[ILUG] Help needed with VOIP & Digital Phone
Kevin Brennan
kevin.brennan at redsquared.com
Fri Mar 6 18:47:19 GMT 2009
Michael Watterson wrote:
> Kevin Brennan wrote:
>>
>>> At which point you'd be lucky to get dialup speed. The **total**
>>> cell throughput then with 14.4 or 21 or 42MBps peak speed mast will
>>> then be 1Mbps to 2Mbps shared among the 120 users.
>> And dial up speed with header compression using AMR and sub 100 ms
>> latency on air interface with little jitter and packet loss should be
>> enough for each call.
> Not as simple. The jitter is too high for G729
I said AMR not G729
> latency is 120ms unloaded. With 20 users Latency is over 250ms. Peak
> latency is nearly 2000ms
>
> LTE will do sub 100ms latency. No 3G system can at all usually. (in
> Lab maybe 80ms for one user). 110ms is real world unloaded minimum.
> 170ms is good.
Well, I am talking about future.
>
> Fixed wireless is easily sub 30ms to edge router.
>>> Mobile Phone companies make all their money from SMS and
>>> voice. Data makes them no money. LTE will cost to them at least
>>> 100 Euro a Gigabyte, inc getting ROI in a sensible time frame.
>> Then they should sit on the fence with existing GSM infrastructure
>> and count the money.
>> perhaps you should advise them because they are doing the opposite
>> As I said voice and SMS revenues are dropping, for example Orange
>> recently stated that it wants to increase its mobile sales from
>> non-voice services to a fifth of its revenue in the next couple of
>> years (currently 6%).
>>
> The price for 10Gbyte cap would need to be at least €80 to €120.
>
> At the minute they are paying for market share. At some stage they
> have to make profit from Data.
There's no doubt the future is in 'data', that's why they're paying for
it.

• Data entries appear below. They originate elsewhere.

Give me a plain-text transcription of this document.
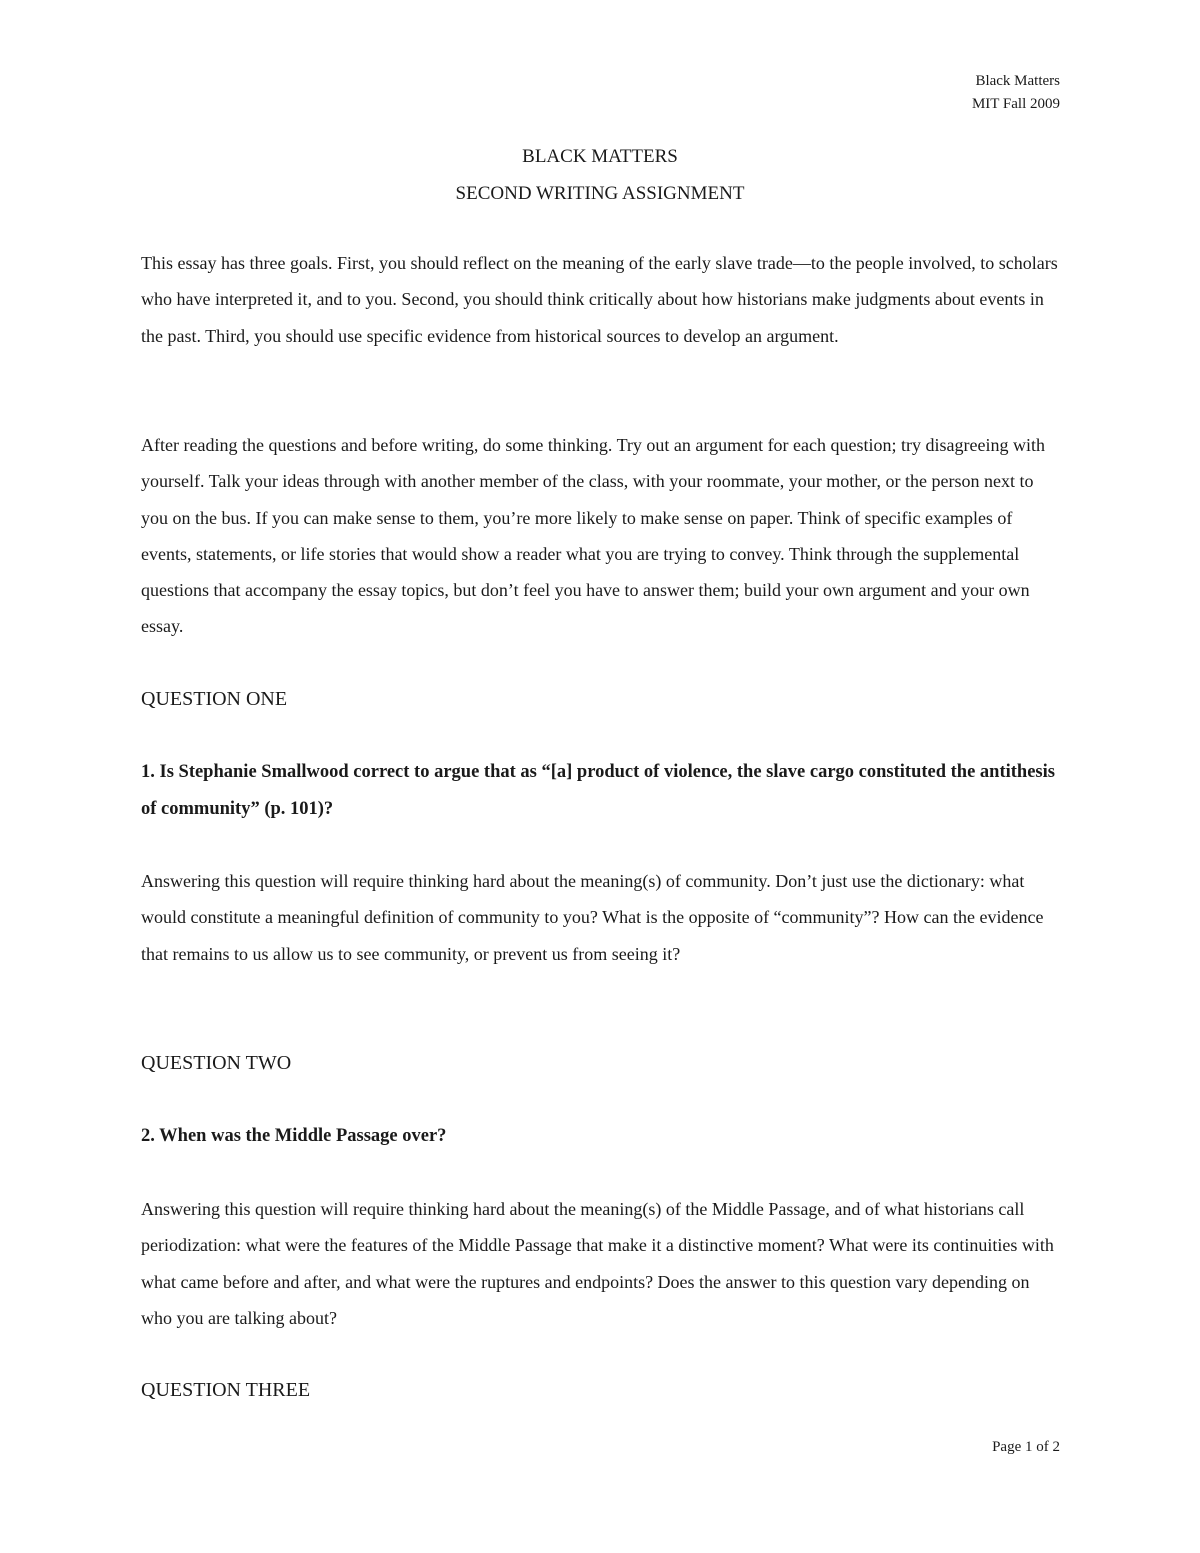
Black Matters
MIT Fall 2009
BLACK MATTERS
SECOND WRITING ASSIGNMENT

This essay has three goals. First, you should reflect on the meaning of the early slave trade—to the people involved, to scholars who have interpreted it, and to you. Second, you should think critically about how historians make judgments about events in the past. Third, you should use specific evidence from historical sources to develop an argument.

After reading the questions and before writing, do some thinking. Try out an argument for each question; try disagreeing with yourself. Talk your ideas through with another member of the class, with your roommate, your mother, or the person next to you on the bus. If you can make sense to them, you’re more likely to make sense on paper. Think of specific examples of events, statements, or life stories that would show a reader what you are trying to convey. Think through the supplemental questions that accompany the essay topics, but don’t feel you have to answer them; build your own argument and your own essay.

QUESTION ONE
1. Is Stephanie Smallwood correct to argue that as “[a] product of violence, the slave cargo constituted the antithesis of community” (p. 101)?

Answering this question will require thinking hard about the meaning(s) of community. Don’t just use the dictionary: what would constitute a meaningful definition of community to you? What is the opposite of “community”? How can the evidence that remains to us allow us to see community, or prevent us from seeing it?

QUESTION TWO
2. When was the Middle Passage over?

Answering this question will require thinking hard about the meaning(s) of the Middle Passage, and of what historians call periodization: what were the features of the Middle Passage that make it a distinctive moment? What were its continuities with what came before and after, and what were the ruptures and endpoints? Does the answer to this question vary depending on who you are talking about?

QUESTION THREE
Page 1 of 2
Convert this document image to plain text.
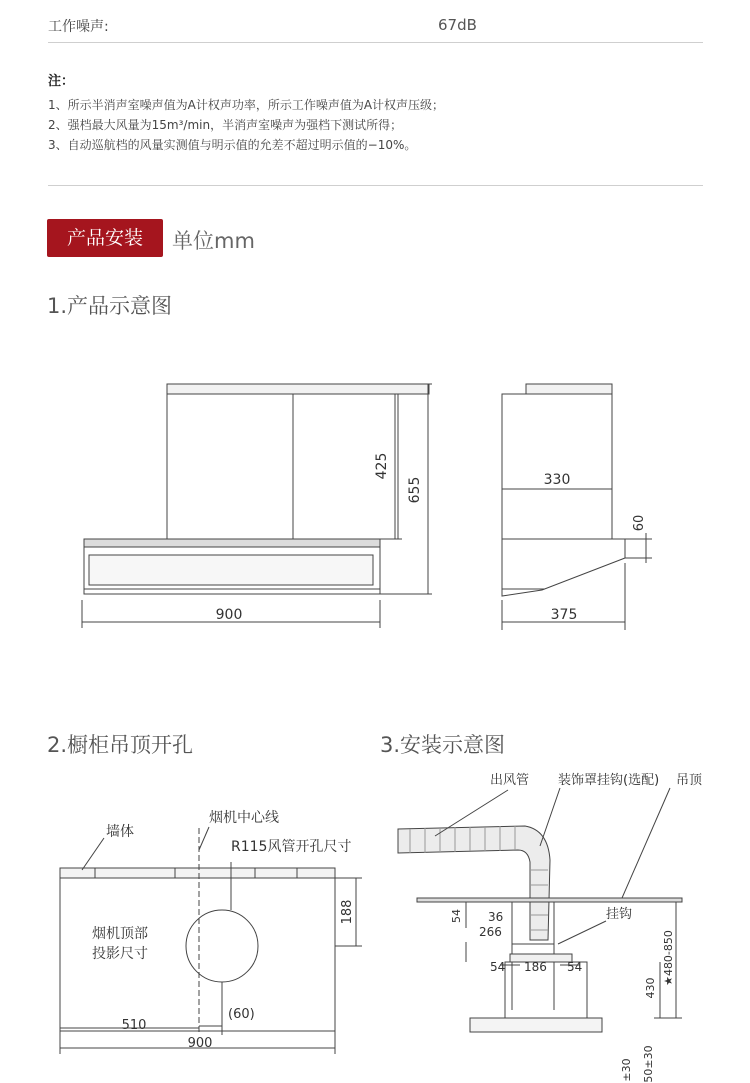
工作噪声:	67dB
注：
1、所示半消声室噪声值为A计权声功率，所示工作噪声值为A计权声压级；
2、强档最大风量为15m³/min，半消声室噪声为强档下测试所得；
3、自动巡航档的风量实测值与明示值的允差不超过明示值的−10%。
产品安装	单位mm
1.产品示意图
2.橱柜吊顶开孔	3.安装示意图
900
425
655	330
375
60
墙体
烟机中心线
R115风管开孔尺寸
烟机顶部
投影尺寸
188
(60)
510
900
出风管 装饰罩挂钩(选配) 吊顶
挂钩
54 36
266
54 186 54	★480-850
430
±30 50±30
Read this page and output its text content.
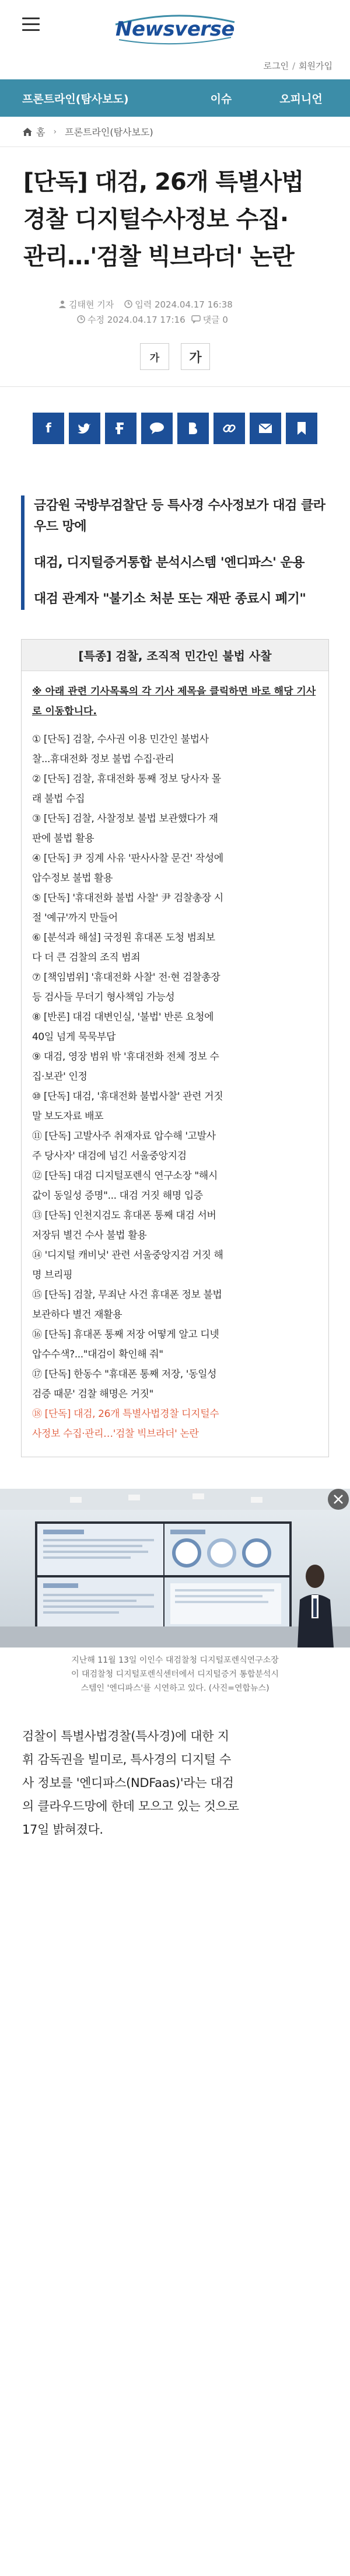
Newsverse
로그인 / 회원가입
프론트라인(탐사보도)	이슈	오피니언
홈 › 프론트라인(탐사보도)
[단독] 대검, 26개 특별사법
경찰 디지털수사정보 수집·
관리…'검찰 빅브라더' 논란
김태현 기자 입력 2024.04.17 16:38
수정 2024.04.17 17:16 댓글 0
가	가
f
금감원 국방부검찰단 등 특사경 수사정보가 대검 클라우드 망에
대검, 디지털증거통합 분석시스템 '엔디파스' 운용
대검 관계자 "불기소 처분 또는 재판 종료시 폐기"
[특종] 검찰, 조직적 민간인 불법 사찰
※ 아래 관련 기사목록의 각 기사 제목을 클릭하면 바로 해당 기사로 이동합니다.
① [단독] 검찰, 수사권 이용 민간인 불법사
찰...휴대전화 정보 불법 수집·관리
② [단독] 검찰, 휴대전화 통째 정보 당사자 몰
래 불법 수집
③ [단독] 검찰, 사찰정보 불법 보관했다가 재
판에 불법 활용
④ [단독] 尹 징계 사유 '판사사찰 문건' 작성에
압수정보 불법 활용
⑤ [단독] '휴대전화 불법 사찰' 尹 검찰총장 시
절 '예규'까지 만들어
⑥ [분석과 해설] 국정원 휴대폰 도청 범죄보
다 더 큰 검찰의 조직 범죄
⑦ [책임범위] '휴대전화 사찰' 전·현 검찰총장
등 검사들 무더기 형사책임 가능성
⑧ [반론] 대검 대변인실, '불법' 반론 요청에
40일 넘게 묵묵부답
⑨ 대검, 영장 범위 밖 '휴대전화 전체 정보 수
집·보관' 인정
⑩ [단독] 대검, '휴대전화 불법사찰' 관련 거짓
말 보도자료 배포
⑪ [단독] 고발사주 취재자료 압수해 '고발사
주 당사자' 대검에 넘긴 서울중앙지검
⑫ [단독] 대검 디지털포렌식 연구소장 "해시
값이 동일성 증명"... 대검 거짓 해명 입증
⑬ [단독] 인천지검도 휴대폰 통째 대검 서버
저장뒤 별건 수사 불법 활용
⑭ '디지털 캐비닛' 관련 서울중앙지검 거짓 해
명 브리핑
⑮ [단독] 검찰, 무죄난 사건 휴대폰 정보 불법
보관하다 별건 재활용
⑯ [단독] 휴대폰 통째 저장 어떻게 알고 디넷
압수수색?..."대검이 확인해 줘"
⑰ [단독] 한동수 "휴대폰 통째 저장, '동일성
검증 때문' 검찰 해명은 거짓"
⑱ [단독] 대검, 26개 특별사법경찰 디지털수
사정보 수집·관리…'검찰 빅브라더' 논란
지난해 11월 13일 이인수 대검찰청 디지털포렌식연구소장
이 대검찰청 디지털포렌식센터에서 디지털증거 통합분석시
스템인 '엔디파스'를 시연하고 있다. (사진=연합뉴스)
검찰이 특별사법경찰(특사경)에 대한 지
휘 감독권을 빌미로, 특사경의 디지털 수
사 정보를 '엔디파스(NDFaas)'라는 대검
의 클라우드망에 한데 모으고 있는 것으로
17일 밝혀졌다.
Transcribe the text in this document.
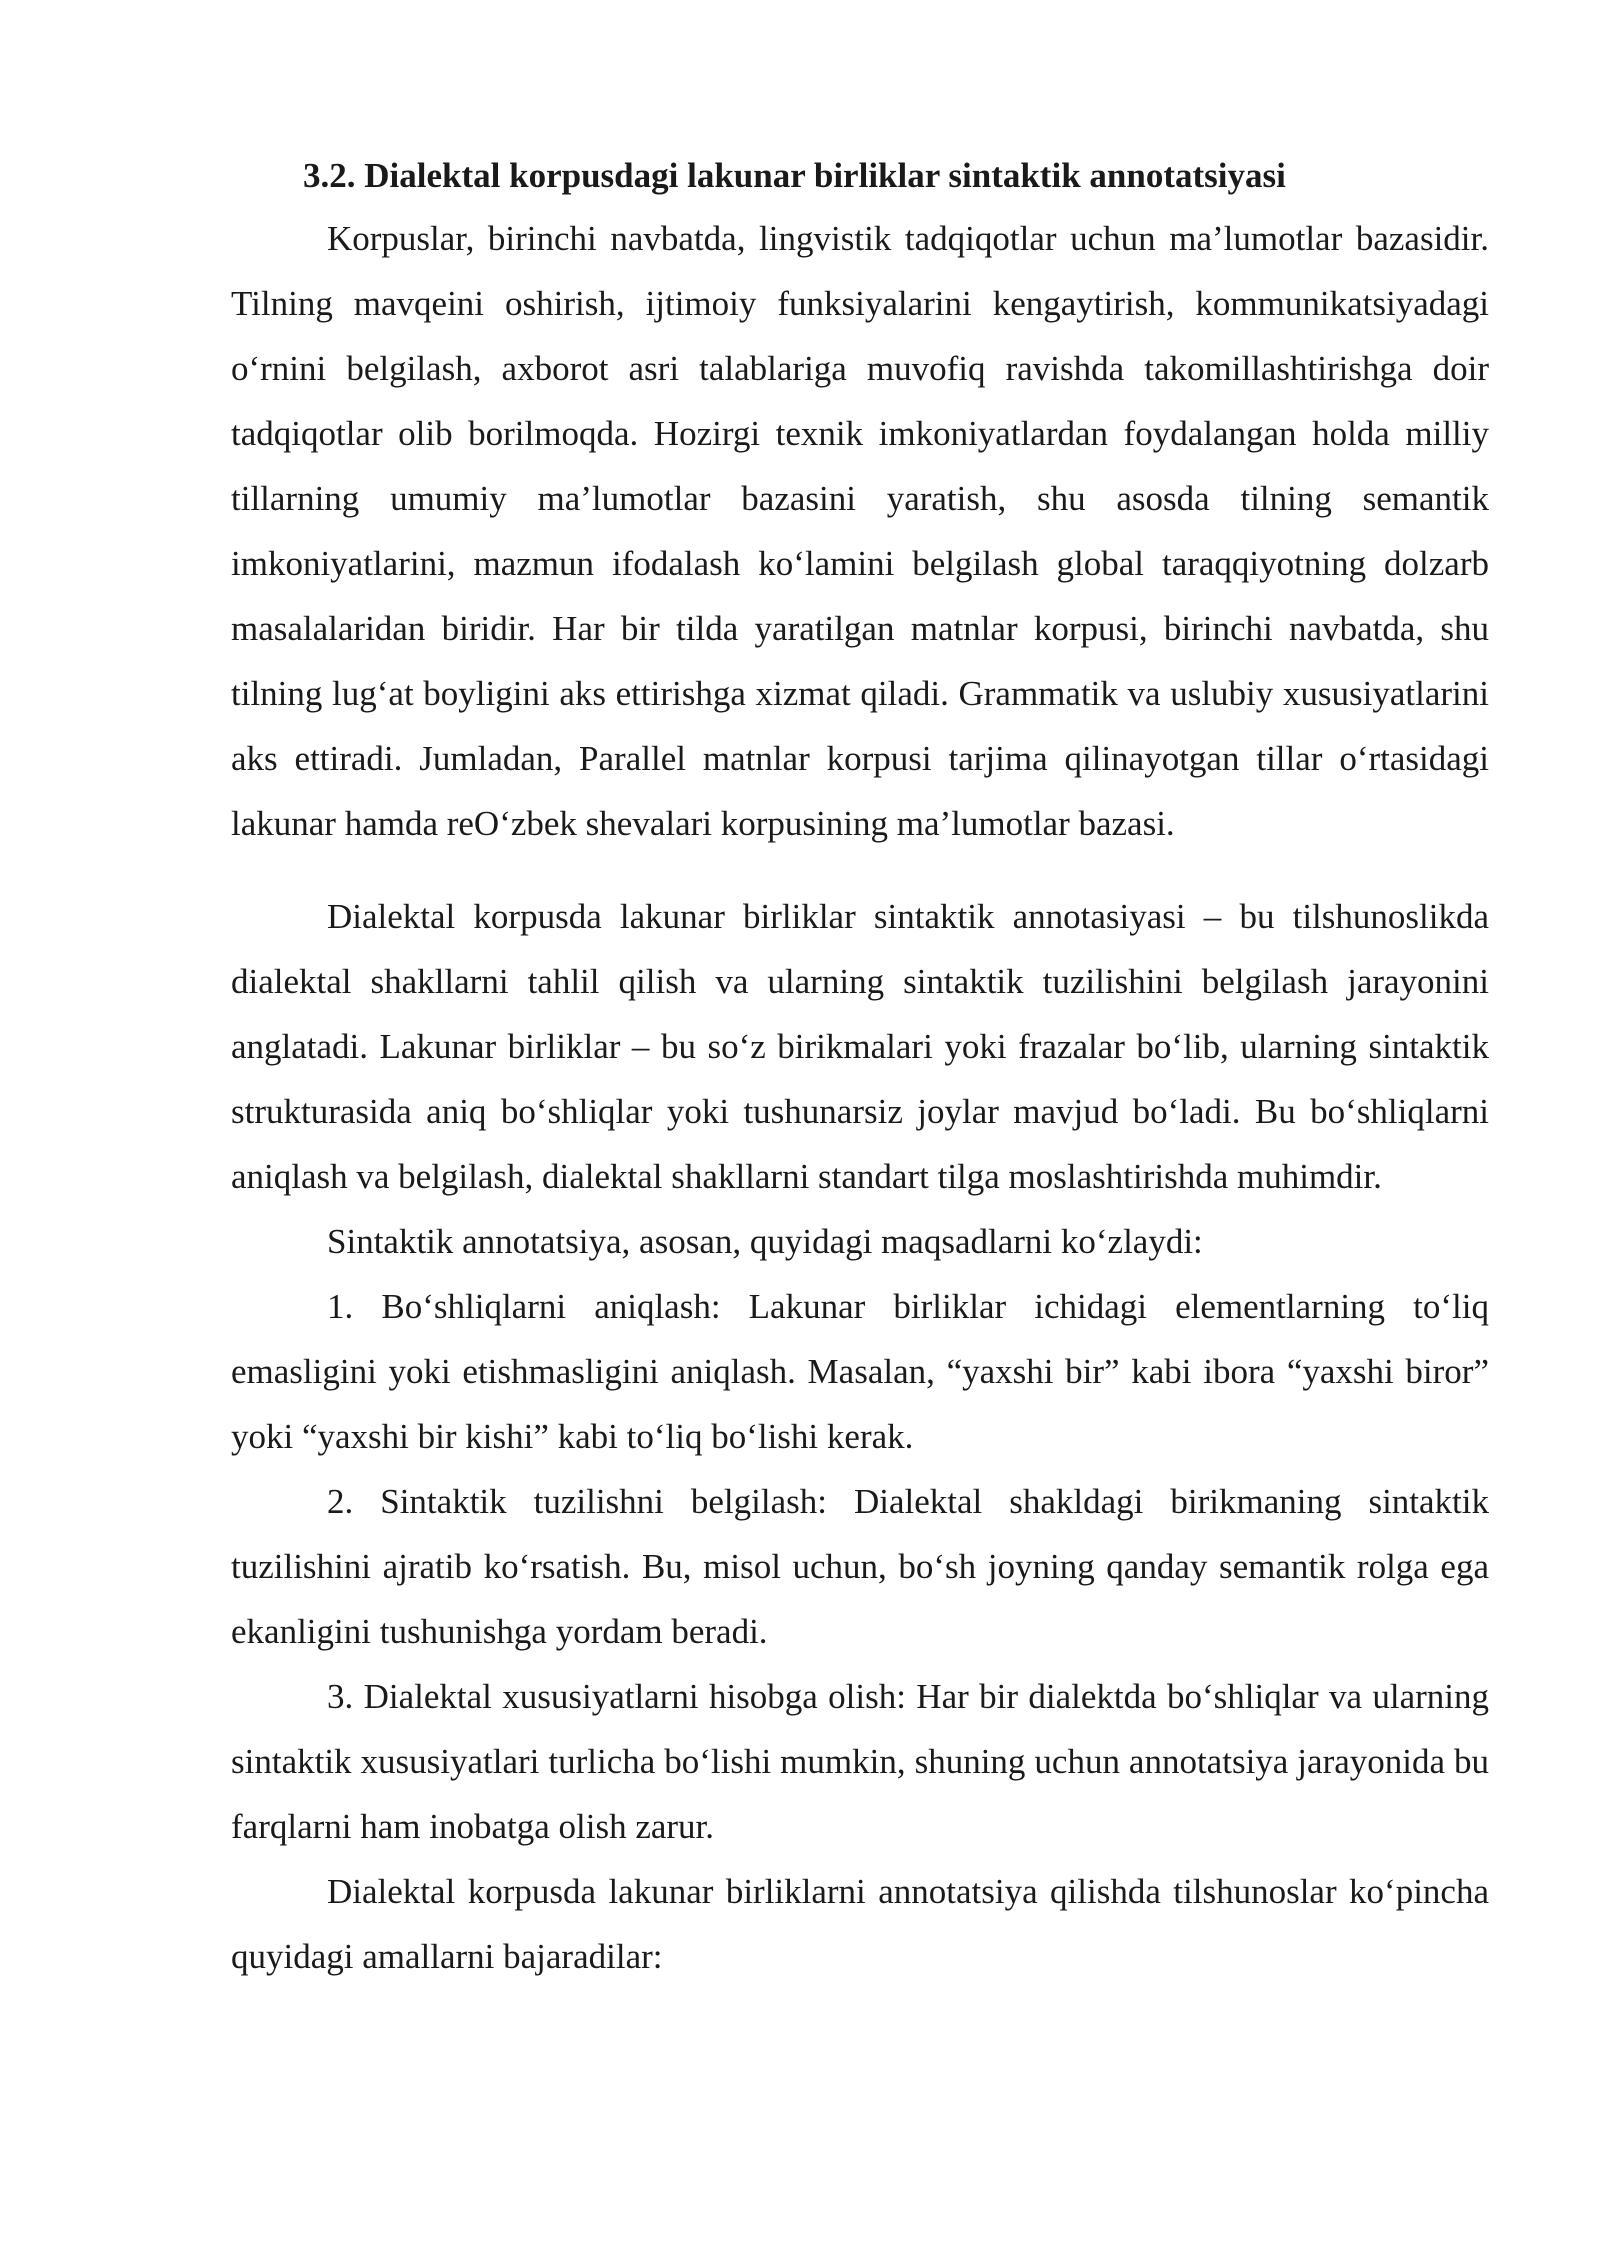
3.2. Dialektal korpusdagi lakunar birliklar sintaktik annotatsiyasi

Korpuslar, birinchi navbatda, lingvistik tadqiqotlar uchun ma’lumotlar bazasidir. Tilning mavqeini oshirish, ijtimoiy funksiyalarini kengaytirish, kommunikatsiyadagi o‘rnini belgilash, axborot asri talablariga muvofiq ravishda takomillashtirishga doir tadqiqotlar olib borilmoqda. Hozirgi texnik imkoniyatlardan foydalangan holda milliy tillarning umumiy ma’lumotlar bazasini yaratish, shu asosda tilning semantik imkoniyatlarini, mazmun ifodalash ko‘lamini belgilash global taraqqiyotning dolzarb masalalaridan biridir. Har bir tilda yaratilgan matnlar korpusi, birinchi navbatda, shu tilning lug‘at boyligini aks ettirishga xizmat qiladi. Grammatik va uslubiy xususiyatlarini aks ettiradi. Jumladan, Parallel matnlar korpusi tarjima qilinayotgan tillar o‘rtasidagi lakunar hamda reO‘zbek shevalari korpusining ma’lumotlar bazasi.

Dialektal korpusda lakunar birliklar sintaktik annotasiyasi – bu tilshunoslikda dialektal shakllarni tahlil qilish va ularning sintaktik tuzilishini belgilash jarayonini anglatadi. Lakunar birliklar – bu so‘z birikmalari yoki frazalar bo‘lib, ularning sintaktik strukturasida aniq bo‘shliqlar yoki tushunarsiz joylar mavjud bo‘ladi. Bu bo‘shliqlarni aniqlash va belgilash, dialektal shakllarni standart tilga moslashtirishda muhimdir.

Sintaktik annotatsiya, asosan, quyidagi maqsadlarni ko‘zlaydi:

1. Bo‘shliqlarni aniqlash: Lakunar birliklar ichidagi elementlarning to‘liq emasligini yoki etishmasligini aniqlash. Masalan, “yaxshi bir” kabi ibora “yaxshi biror” yoki “yaxshi bir kishi” kabi to‘liq bo‘lishi kerak.

2. Sintaktik tuzilishni belgilash: Dialektal shakldagi birikmaning sintaktik tuzilishini ajratib ko‘rsatish. Bu, misol uchun, bo‘sh joyning qanday semantik rolga ega ekanligini tushunishga yordam beradi.

3. Dialektal xususiyatlarni hisobga olish: Har bir dialektda bo‘shliqlar va ularning sintaktik xususiyatlari turlicha bo‘lishi mumkin, shuning uchun annotatsiya jarayonida bu farqlarni ham inobatga olish zarur.

Dialektal korpusda lakunar birliklarni annotatsiya qilishda tilshunoslar ko‘pincha quyidagi amallarni bajaradilar:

Since 'IP services' will be the dominant payload on future mobile
networks doesn't it make more sense to separate the application from the
lower layers properly an provide a high quality low latency mobile IP
transport network ie. a flat architecture (unlike the current GSM/3G
network).
>
> The expensive line rental here of course lets them all overcharge for
> voice.
and in mobile don't forget subsidies on handsets
>
> Lines down for over 82% before privatisation to less than 68% of
> households now. eircom have shot their own feet off.
>
> Unfortunately the Phone Telcos more than the pure ISPs listen too much
> to the vendors and don't ask the right questions.
>
> At Mobile World Congress in Barcelona the other week someone claimed
> Mobile was the cheapest solution to Rural Broadband in Europe. You can
> do fixed wireless masts (x10 to x20 times the performance in same
> spectrum because users have directional aerials) for 1/4 the price of
> Mobile.
>
> You can do fibre to home for Everyone in Ireland for the cost of a
> real 100% coverage LTE Mobile network.
Can you ? and which is better to have ? (i'm not saying that one
replaces the other)
>
> Finland is doing Fibre as part of it's Universal Broadband for 88M. We
> hand 79M to 3 for "Broadband" when they are rolling out a phone
> network already. 4/5ths roughly of it already there.
>
What do you expect from a government which paid 30m per km for Luas
(then did not even connect 2 lines and run rails over the mad cow
roundabout)
> So basically we are paying 79M to 3 for the exact thing that 3 &
> Meteor are rolling out and O2 and Vodaphone already have.
>
> You need 600 to 1200 rural masts, not the 160 that 3 is promising to
> add 25% of the NBS population (220K ish buildings, 400K people?) for
> 36:1 contention and VOIP as per NBS.
>
> Nokia's own figures (the I-HSPA vendor) show average loaded throughput
> per sector at 1Mbps / 2MBps. Any of the decent Fixed wireless systems
> (even some that are over 4 years old) can do average sector throughput
> of 10Mbps to 22Mbps depending on system per 5MHz (3G sectors are
> 5MHz). The really rubbish Fixed Wireless can do average throughput
> 5Mbps per Sector in 5MHz, x5 better than HSDPA.